Lab 7 - Visual System

Supranuclear Control of Pupil Size and Lens Shape

Topics covered:

Pupillary light reflex: When light falls on the retina of one eye, the pupils of both eyes will constrict in a consensual pupillary reaction. The afferent arm of the reflex pathway includes retinotectal fibers in the optic nerve and tract: that is, retinal ganglion cells' axons that travel in the brachium of the superior colliculus to terminate in the pretectal area. The axons of the pretectal neurons decussate partially in the posterior commissure and in the periaqueductal gray anterior to the aqueduct to terminate bilaterally in the Edinger-Westphal nucleus. Recall the Edinger-Westphal (preganglionic) neurons send their axons in the oculomotor nerve to the ciliary ganglion and that it is the postganglionic fibers in the short ciliary nerve that innervate the iris sphincter muscle. Because the visual and pretectal inputs are bilateral to each Edinger-Westphal nucleus (i.e., in the optic tract and posterior commissure), the reflex is consensual (both pupils contract when light falls on one eye).

Pupillary andquot;darkandquot; reflex: When the light falling on both retinas is removed, the pupils of both eyes will dilate to increase the total amount of light entering the eyes.
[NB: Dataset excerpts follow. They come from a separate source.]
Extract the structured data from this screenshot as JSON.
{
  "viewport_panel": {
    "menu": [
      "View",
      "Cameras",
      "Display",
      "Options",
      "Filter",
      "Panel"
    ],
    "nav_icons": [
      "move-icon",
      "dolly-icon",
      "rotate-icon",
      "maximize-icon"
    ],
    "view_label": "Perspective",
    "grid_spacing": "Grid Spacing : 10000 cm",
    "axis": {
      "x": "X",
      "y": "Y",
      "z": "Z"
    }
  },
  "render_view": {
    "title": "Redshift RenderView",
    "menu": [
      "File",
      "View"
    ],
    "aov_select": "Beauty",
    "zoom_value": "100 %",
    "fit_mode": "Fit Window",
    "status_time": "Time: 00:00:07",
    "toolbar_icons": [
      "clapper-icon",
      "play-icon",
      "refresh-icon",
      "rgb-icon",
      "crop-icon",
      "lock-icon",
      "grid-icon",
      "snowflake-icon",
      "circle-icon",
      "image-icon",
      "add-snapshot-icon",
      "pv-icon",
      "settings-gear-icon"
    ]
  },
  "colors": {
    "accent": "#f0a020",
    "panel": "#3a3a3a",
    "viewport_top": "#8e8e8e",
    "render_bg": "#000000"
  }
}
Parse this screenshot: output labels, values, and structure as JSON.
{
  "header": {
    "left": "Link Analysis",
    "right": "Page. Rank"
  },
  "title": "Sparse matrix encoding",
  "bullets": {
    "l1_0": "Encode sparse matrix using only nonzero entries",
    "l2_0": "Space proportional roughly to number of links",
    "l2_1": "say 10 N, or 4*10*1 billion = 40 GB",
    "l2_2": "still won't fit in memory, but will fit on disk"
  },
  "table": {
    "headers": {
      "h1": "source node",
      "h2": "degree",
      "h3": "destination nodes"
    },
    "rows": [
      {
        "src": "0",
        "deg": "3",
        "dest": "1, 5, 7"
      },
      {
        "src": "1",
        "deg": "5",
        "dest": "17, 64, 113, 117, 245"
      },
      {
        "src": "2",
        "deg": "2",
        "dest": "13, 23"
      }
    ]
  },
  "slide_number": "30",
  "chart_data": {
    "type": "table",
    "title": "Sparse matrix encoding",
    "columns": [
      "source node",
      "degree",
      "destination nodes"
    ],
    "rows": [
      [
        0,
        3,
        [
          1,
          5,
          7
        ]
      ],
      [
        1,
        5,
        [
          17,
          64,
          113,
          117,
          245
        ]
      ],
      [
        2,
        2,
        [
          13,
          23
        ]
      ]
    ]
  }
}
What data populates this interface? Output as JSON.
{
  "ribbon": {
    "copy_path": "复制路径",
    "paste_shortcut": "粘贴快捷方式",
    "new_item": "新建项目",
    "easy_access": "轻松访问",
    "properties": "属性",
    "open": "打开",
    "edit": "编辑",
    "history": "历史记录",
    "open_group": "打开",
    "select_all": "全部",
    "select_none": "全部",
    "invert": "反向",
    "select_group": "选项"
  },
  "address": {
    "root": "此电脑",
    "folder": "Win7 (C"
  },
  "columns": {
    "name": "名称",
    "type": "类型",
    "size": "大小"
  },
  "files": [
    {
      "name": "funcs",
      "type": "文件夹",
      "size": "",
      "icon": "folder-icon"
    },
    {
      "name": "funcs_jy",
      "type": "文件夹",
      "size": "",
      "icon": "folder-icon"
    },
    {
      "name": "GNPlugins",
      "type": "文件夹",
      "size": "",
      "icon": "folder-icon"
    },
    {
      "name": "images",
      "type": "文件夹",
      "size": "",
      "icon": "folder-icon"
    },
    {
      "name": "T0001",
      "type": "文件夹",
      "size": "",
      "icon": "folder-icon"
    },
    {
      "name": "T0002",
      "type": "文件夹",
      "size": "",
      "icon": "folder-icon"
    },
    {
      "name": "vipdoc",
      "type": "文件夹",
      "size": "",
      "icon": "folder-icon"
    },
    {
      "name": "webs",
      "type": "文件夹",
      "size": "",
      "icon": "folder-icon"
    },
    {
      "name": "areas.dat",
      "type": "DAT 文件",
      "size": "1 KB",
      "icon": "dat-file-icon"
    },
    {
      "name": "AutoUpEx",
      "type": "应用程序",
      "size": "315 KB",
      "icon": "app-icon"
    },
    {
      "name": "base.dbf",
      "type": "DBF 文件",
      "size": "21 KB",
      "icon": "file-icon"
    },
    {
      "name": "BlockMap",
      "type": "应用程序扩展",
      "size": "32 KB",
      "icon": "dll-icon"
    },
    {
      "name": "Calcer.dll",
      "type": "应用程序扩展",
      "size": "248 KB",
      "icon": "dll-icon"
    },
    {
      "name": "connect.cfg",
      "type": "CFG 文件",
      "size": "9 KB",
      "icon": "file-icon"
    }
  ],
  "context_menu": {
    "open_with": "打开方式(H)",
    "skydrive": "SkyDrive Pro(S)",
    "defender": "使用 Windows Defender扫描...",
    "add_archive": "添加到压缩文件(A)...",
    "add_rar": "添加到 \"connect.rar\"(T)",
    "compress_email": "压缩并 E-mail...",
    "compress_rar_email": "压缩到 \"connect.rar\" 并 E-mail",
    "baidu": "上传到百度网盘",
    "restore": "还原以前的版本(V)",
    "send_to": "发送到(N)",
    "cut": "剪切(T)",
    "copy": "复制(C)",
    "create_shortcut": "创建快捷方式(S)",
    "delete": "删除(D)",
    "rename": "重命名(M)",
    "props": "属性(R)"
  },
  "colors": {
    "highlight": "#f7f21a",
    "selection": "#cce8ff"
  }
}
Some optic nerve fibers travel to and terminate in the hypothalamus. Presumably, the hypothalamic neurons send their axons to structures that influence the activity of the lateral horn (preganglionic sympathetic) cells in upper thoracic spinal cord. The preganglionic sympathetic axons, in turn, travel to and end on sympathetic ganglion cells that control the dilator muscle of the iris.
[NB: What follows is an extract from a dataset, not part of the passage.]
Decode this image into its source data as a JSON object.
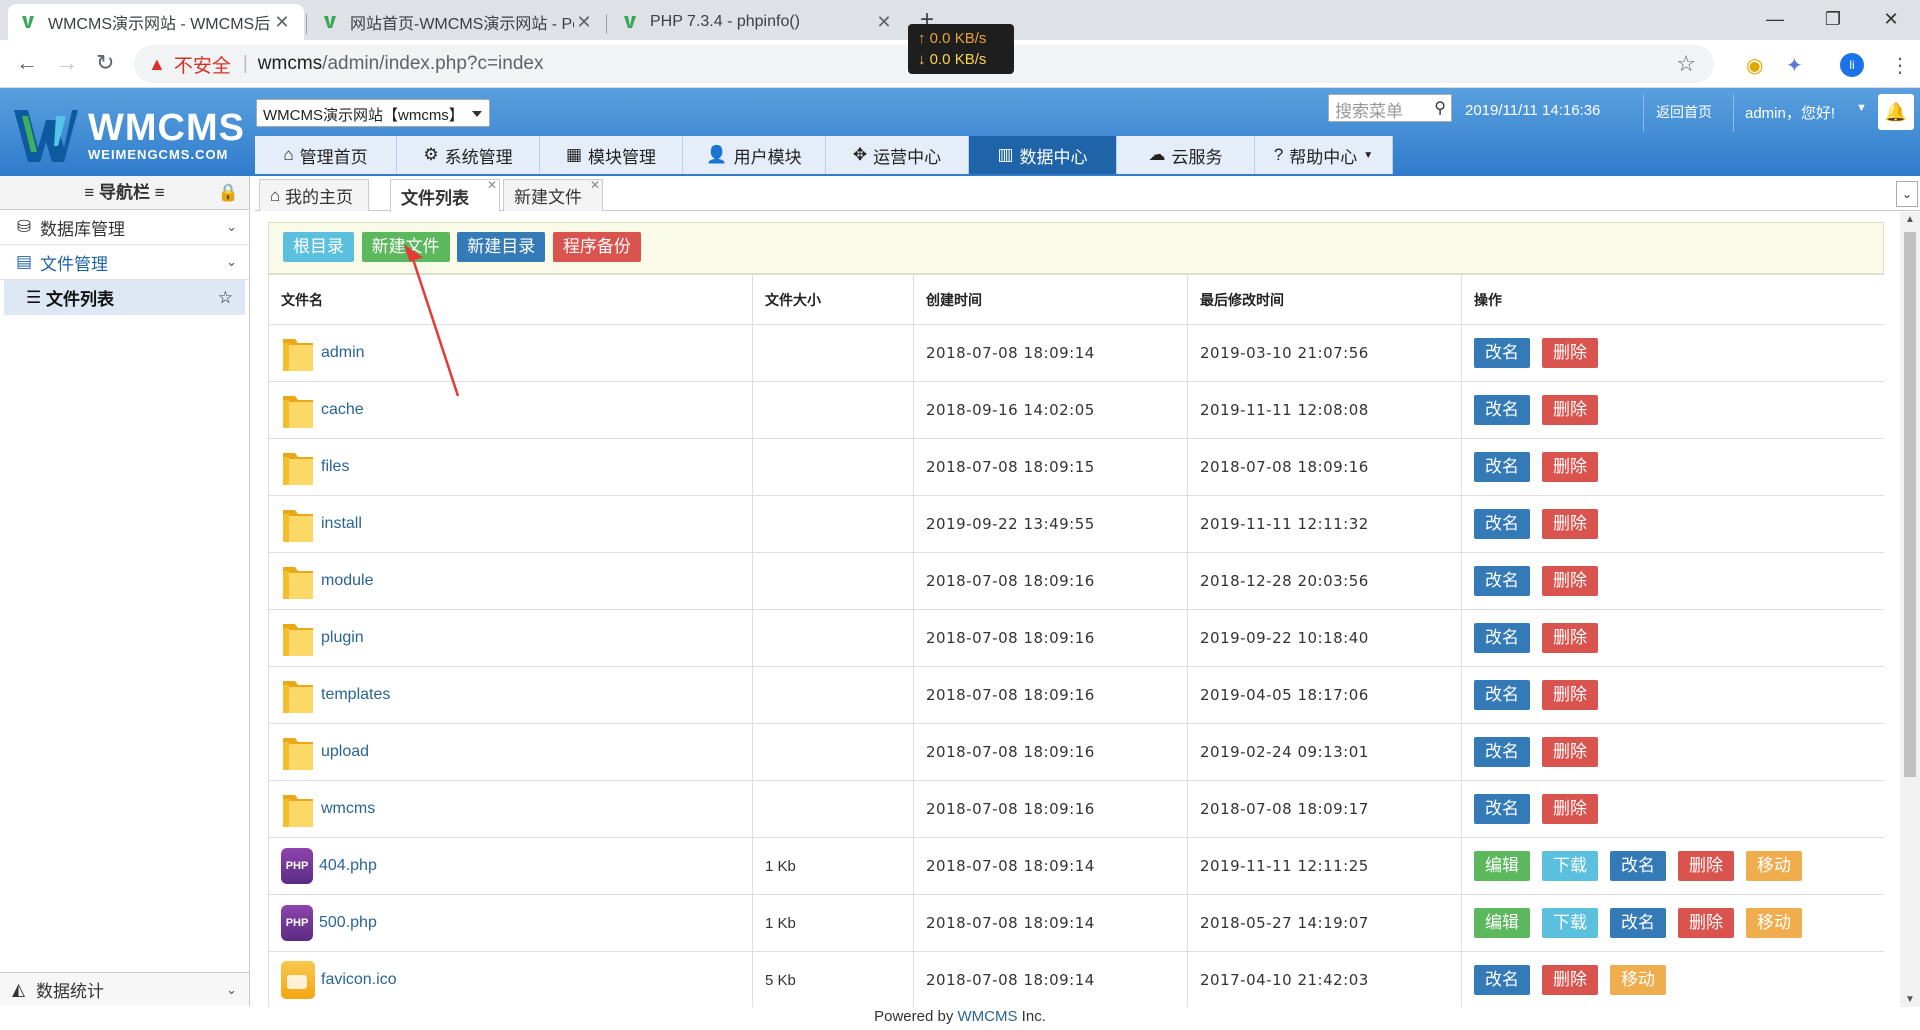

Pupillary accommodation response: The third type of pupillary response is the accommodation or near point response (pupil constriction) which accompanies the convergence of the eyes and lens accommodation during near vision. The near point reaction of the pupil involves (1) the visual pathway, (2) the parieto-occipital visual association areas, and (3) the supraoculomotor area. The neurons in the supraoculomotor area project bilaterally to the Edinger-Westphal nucleus. Because the supranuclear control of the two pupillary constrictor responses differ (i.e., pretectal area for light reflex and supraoculomotor for accommodation), it is possible to have a lesion which interferes with the pupillary light reflex but maintains the pupillary response in near vision (i.e., the Argyll Robertson pupil with bilateral damage to the pretectal area) or vice versa.
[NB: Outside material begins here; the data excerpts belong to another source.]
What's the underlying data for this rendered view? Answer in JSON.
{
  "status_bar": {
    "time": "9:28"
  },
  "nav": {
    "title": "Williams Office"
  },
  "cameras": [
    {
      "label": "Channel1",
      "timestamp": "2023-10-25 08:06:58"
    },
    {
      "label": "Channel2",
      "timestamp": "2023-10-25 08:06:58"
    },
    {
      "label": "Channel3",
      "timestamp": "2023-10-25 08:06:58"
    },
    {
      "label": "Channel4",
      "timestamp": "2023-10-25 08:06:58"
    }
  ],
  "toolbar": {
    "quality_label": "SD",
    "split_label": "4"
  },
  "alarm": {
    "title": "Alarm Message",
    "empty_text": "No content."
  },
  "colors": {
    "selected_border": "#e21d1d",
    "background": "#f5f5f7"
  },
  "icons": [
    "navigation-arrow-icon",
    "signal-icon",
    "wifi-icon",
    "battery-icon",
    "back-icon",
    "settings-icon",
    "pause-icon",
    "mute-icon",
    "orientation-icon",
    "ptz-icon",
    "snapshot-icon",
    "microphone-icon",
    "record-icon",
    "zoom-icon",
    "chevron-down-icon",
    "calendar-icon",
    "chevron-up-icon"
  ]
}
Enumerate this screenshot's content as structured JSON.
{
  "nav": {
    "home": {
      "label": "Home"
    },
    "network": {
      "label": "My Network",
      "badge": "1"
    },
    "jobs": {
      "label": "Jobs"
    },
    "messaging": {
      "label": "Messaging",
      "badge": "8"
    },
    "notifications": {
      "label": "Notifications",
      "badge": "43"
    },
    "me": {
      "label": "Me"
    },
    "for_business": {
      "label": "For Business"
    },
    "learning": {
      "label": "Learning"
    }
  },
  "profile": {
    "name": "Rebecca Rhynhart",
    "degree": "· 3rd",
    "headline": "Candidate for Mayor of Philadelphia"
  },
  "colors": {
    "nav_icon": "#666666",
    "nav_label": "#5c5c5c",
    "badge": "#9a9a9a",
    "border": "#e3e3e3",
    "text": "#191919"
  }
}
Lens accommodation response: The pathway involved is identical to that of the pupillary accommodation response: that is, visual association cortex to supraoculomotor area, to Edinger-Westphal nucleus, to ciliary ganglion, and to the ciliary muscles via the short ciliary nerve. During the near point response, the contraction of the ciliary muscles decreases the tension on the suspensory ligaments which releases the tension on the lens capsule. The lens becomes more convex with its anterior pole shifted more anteriorly. The result is an increase in the refractive properties of the lens so that the image of the object of view is in focus on the fovea of the retina.